La colère des organisations étudiantes ne retombe pas, depuis l’immolation d’un jeune homme devant le CROUS de Lyon le 8 novembre dernier. Hier, un étudiant Rwandais a été retrouvé mort dans sa chambre du CROUS de Clermont-Ferrand, l’hypothèse du suicide étant privilégiée. Le mot d’ordre passe petit à petit : la précarité tue, et il faut la combattre. Pour cela, les principales organisations étudiantes ont appelé à construire un large mouvement de contestation, qui a donné lieu à une première journée d’action nationale le 26 novembre.
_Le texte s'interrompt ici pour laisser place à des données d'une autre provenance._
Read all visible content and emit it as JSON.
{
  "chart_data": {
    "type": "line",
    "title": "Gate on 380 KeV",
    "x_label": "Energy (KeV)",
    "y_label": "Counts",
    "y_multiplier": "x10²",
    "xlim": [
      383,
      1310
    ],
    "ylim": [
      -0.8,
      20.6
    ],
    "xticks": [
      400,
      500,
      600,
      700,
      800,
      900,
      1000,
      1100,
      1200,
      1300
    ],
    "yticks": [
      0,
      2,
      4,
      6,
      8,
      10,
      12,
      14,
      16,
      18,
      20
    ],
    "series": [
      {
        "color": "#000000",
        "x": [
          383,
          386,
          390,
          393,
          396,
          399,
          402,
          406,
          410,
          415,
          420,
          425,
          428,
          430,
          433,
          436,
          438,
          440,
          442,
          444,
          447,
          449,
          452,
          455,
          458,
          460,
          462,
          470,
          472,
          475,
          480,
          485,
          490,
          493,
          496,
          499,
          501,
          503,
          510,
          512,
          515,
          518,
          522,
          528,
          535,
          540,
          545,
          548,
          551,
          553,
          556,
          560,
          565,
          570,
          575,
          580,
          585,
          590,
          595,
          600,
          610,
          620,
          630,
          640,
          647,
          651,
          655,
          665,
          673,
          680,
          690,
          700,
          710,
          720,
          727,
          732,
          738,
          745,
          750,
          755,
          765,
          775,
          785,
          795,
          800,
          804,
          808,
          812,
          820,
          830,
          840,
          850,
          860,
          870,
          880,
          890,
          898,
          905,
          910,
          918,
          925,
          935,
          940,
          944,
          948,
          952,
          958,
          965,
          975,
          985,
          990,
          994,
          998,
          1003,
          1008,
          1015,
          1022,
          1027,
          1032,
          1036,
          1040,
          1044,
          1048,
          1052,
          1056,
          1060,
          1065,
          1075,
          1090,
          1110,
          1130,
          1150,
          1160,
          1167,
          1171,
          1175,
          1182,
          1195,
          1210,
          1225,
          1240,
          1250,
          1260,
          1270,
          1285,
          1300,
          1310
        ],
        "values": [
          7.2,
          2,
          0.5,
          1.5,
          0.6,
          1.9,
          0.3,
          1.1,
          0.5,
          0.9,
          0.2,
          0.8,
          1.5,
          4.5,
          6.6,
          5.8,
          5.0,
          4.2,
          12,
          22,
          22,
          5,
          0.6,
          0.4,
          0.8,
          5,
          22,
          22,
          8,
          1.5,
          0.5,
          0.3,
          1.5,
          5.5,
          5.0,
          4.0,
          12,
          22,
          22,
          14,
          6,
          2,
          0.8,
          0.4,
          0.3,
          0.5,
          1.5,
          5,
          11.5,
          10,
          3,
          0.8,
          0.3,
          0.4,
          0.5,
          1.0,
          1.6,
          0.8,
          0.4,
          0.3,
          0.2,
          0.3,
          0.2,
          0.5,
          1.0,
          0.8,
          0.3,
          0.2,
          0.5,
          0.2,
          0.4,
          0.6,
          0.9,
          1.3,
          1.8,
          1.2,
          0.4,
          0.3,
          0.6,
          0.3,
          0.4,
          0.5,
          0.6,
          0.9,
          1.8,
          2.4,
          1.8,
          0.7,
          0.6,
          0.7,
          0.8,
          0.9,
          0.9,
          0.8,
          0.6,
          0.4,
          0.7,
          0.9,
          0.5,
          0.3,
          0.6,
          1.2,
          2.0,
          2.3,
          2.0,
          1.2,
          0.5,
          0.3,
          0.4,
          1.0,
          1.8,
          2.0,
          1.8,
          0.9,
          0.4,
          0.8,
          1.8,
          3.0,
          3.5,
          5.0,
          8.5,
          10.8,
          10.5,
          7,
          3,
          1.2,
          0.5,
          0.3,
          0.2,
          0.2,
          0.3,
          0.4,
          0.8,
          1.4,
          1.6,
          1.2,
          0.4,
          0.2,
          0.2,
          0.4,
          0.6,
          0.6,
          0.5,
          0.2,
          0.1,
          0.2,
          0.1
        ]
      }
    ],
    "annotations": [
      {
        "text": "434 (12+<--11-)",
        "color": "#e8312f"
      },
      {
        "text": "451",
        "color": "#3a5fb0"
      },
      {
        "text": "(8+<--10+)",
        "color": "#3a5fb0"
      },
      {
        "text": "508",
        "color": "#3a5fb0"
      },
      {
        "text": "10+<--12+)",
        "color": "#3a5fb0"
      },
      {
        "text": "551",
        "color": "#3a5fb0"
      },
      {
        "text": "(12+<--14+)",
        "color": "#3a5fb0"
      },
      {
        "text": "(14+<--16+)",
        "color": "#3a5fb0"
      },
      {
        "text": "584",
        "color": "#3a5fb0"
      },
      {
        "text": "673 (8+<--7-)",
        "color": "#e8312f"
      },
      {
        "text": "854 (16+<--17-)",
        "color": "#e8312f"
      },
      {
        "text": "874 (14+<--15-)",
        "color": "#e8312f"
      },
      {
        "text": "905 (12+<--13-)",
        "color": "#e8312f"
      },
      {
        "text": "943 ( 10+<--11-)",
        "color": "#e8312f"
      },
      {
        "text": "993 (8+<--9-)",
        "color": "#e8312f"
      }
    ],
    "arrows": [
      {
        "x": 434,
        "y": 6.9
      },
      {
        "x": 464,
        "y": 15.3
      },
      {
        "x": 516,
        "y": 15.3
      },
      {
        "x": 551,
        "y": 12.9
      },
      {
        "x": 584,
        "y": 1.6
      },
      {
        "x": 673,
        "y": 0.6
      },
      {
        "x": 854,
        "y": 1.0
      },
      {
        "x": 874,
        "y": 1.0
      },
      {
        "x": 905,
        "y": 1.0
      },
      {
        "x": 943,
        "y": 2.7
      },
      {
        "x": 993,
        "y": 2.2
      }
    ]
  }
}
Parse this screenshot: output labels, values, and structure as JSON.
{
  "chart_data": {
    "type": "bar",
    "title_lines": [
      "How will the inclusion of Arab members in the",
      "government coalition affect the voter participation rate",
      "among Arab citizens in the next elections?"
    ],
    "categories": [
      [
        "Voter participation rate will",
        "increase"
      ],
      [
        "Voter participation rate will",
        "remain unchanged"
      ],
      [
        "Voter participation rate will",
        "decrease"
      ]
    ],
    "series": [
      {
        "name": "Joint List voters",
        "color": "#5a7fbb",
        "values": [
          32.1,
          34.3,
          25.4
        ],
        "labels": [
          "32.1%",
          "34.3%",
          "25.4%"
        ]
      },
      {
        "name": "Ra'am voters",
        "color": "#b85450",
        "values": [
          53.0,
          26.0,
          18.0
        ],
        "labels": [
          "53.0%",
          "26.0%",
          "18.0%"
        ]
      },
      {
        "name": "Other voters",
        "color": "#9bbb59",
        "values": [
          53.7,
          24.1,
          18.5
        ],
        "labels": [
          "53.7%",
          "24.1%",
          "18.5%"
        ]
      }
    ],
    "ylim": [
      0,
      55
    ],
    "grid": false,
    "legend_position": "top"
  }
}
Dans la capitale auvergnate, une assemblée générale s’est tenue aujourd’hui, organisée conjointement par l’UNEF, Solidaires et la FAGE. Malgré cette unité relativement inédite, seulement une quarantaine de personnes y ont assisté, dont une moitié de militants de diverses organisations (dont le Collectif, la France Insoumise, le PCF, le NPA et la CGT). Une faible participation qui n’est toutefois pas surprenante au vue des circonstances, à savoir une première assemblée convoquée seulement la veille par les syndicats.
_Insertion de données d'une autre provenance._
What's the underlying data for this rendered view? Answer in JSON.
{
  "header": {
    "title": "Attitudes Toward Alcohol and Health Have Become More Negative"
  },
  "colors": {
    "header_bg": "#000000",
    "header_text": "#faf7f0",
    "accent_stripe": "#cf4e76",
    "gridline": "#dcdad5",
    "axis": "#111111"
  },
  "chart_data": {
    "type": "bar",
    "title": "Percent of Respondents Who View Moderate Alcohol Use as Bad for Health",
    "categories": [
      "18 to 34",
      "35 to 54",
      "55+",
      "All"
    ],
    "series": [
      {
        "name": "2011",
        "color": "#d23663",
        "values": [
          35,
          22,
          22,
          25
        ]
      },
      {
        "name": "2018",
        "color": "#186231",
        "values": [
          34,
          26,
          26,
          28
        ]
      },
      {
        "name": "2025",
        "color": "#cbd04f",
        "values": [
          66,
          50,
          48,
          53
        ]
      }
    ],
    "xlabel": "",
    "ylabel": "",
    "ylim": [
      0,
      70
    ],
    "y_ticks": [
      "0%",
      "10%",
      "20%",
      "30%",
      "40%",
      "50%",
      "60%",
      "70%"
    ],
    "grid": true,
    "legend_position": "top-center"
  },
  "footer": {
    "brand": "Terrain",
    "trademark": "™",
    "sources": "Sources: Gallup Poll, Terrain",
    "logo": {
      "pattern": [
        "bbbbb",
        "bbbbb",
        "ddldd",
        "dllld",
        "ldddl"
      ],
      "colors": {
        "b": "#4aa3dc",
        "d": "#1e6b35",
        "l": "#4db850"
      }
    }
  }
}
« Il y a plus de logements vides à Clermont-Ferrand que de chambres au CROUS ! »

Aldric, étudiant en économie

L’enjeu de cette première assemblée : poser les diagnostiques, définir des revendications communes, et se doter des outils pour construire la mobilisation. Un par un, les étudiants ont défilé à la tribune pour rappeler les causes de la précarité. Souvent cité, le logement se dégage comme un facteur clé de la paupérisation des étudiants, avec le manque de places en cités universitaires et l’augmentation des loyers du public comme du privé. Mais les difficultés s’accumulent dans tous les domaines : le prix du repas CROUS a augmenté, notamment à cause d’un système par points en lieu et place d’un tarif au repas ; le prix du ticket de bus grimpe chaque année, les emplois étudiants sont parmi les plus instables, les frais d’inscription pour les étrangers ont été multipliés par 10 ; le service de santé universitaire manque de moyens pour accueillir tout le monde, de même que le service social du CROUS qui attribue les aides d’urgence – celles-là même que s’était vu refuser Anas K. avant sa tentative de suicide.
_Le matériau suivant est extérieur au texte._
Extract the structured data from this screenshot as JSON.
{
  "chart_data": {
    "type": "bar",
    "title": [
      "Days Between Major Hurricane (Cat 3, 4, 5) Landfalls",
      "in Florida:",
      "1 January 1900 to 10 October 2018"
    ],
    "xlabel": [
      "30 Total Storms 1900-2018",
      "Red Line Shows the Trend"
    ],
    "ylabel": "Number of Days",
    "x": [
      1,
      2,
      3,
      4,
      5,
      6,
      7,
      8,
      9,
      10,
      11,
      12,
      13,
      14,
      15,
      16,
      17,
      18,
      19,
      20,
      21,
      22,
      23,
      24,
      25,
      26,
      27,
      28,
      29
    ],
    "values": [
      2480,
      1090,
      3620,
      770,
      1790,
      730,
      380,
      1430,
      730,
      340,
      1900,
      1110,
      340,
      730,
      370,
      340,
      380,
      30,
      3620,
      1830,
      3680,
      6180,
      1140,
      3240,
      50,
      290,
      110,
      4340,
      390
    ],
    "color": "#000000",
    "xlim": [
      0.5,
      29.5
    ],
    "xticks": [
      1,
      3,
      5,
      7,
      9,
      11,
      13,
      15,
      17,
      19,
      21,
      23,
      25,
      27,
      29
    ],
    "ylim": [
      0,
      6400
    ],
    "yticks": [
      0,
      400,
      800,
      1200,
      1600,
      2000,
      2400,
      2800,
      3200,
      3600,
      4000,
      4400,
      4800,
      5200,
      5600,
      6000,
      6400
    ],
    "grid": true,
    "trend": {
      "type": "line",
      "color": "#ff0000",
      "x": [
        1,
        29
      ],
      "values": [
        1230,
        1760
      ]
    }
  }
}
Mais le manque de revenus reste la préoccupation majeure, et les défauts du système de bourses sont pointés du doigt : en France, 60 % des étudiants en sont exclus. Au fil des interventions, la réalité se dessine par-dessus la statistique. « J’ai dû arrêter mes études pour me salarier », raconte Cassandra, à la tribune. « Je n’avais pas droit aux bourses malgré le fait que mes parents ne m’aident en rien ; pourtant c’est leur revenu qui est pris en compte. Il faut en finir avec ce critère ! » À l’inverse, Angèle est en reprise d’études, en licence de sociologie : à 33 ans, elle est trop âgée pour toucher les bourses, malgré un statut d’étudiant qui la prive de l’assurance chômage et de la prime d’activité. « Étudier correctement, ça passe aussi par vivre dignement ! » abonde Anna, militante à l’UNEF. Pour synthétiser les propositions des différentes organisations, l’assemblée générale vote la revendication d’un revenu au niveau du SMIC pour tous les étudiants.

Incontournable, la réforme des retraites n’est pas oubliée par les étudiants. « On ne veut pas être précaires maintenant, et on ne veut pas être précaires à la retraite non plus ! », déclarent-ils, en votant la présence d’un cortège jeune dans la manifestation du 5 décembre. Ambitieux, ils demandent une retraite minimale au SMIC, et la prise en compte des années d’études et de stage dans le calcul de la pension. D’autres revendications sont définies en rapport avec chacun des problèmes soulevés, et un comité de mobilisation est mis en place pour coordonner les prochaines actions. « La victoire est possible ! », rappelle Anna. « Nous avons déjà gagné le gel des loyers en Cité universitaires pour l’année prochaine, annoncé ce matin, grâce à la mobilisation de milliers d’étudiants le 26 novembre. Maintenant, il faut aller plus loin pour assurer une qualité de vie digne à tous les étudiants. »

Un rassemblement contre la précarité était appelé à 18 heures par Solidaires étudiant-e-s devant le CROUS de Clermont-Ferrand. Un autre aura lieu le 3/12 devant le conseil d'administration du CROUS, à l'appel de l'UNEF, pour demander le retrait de l'indexation des loyers sur l'IRL.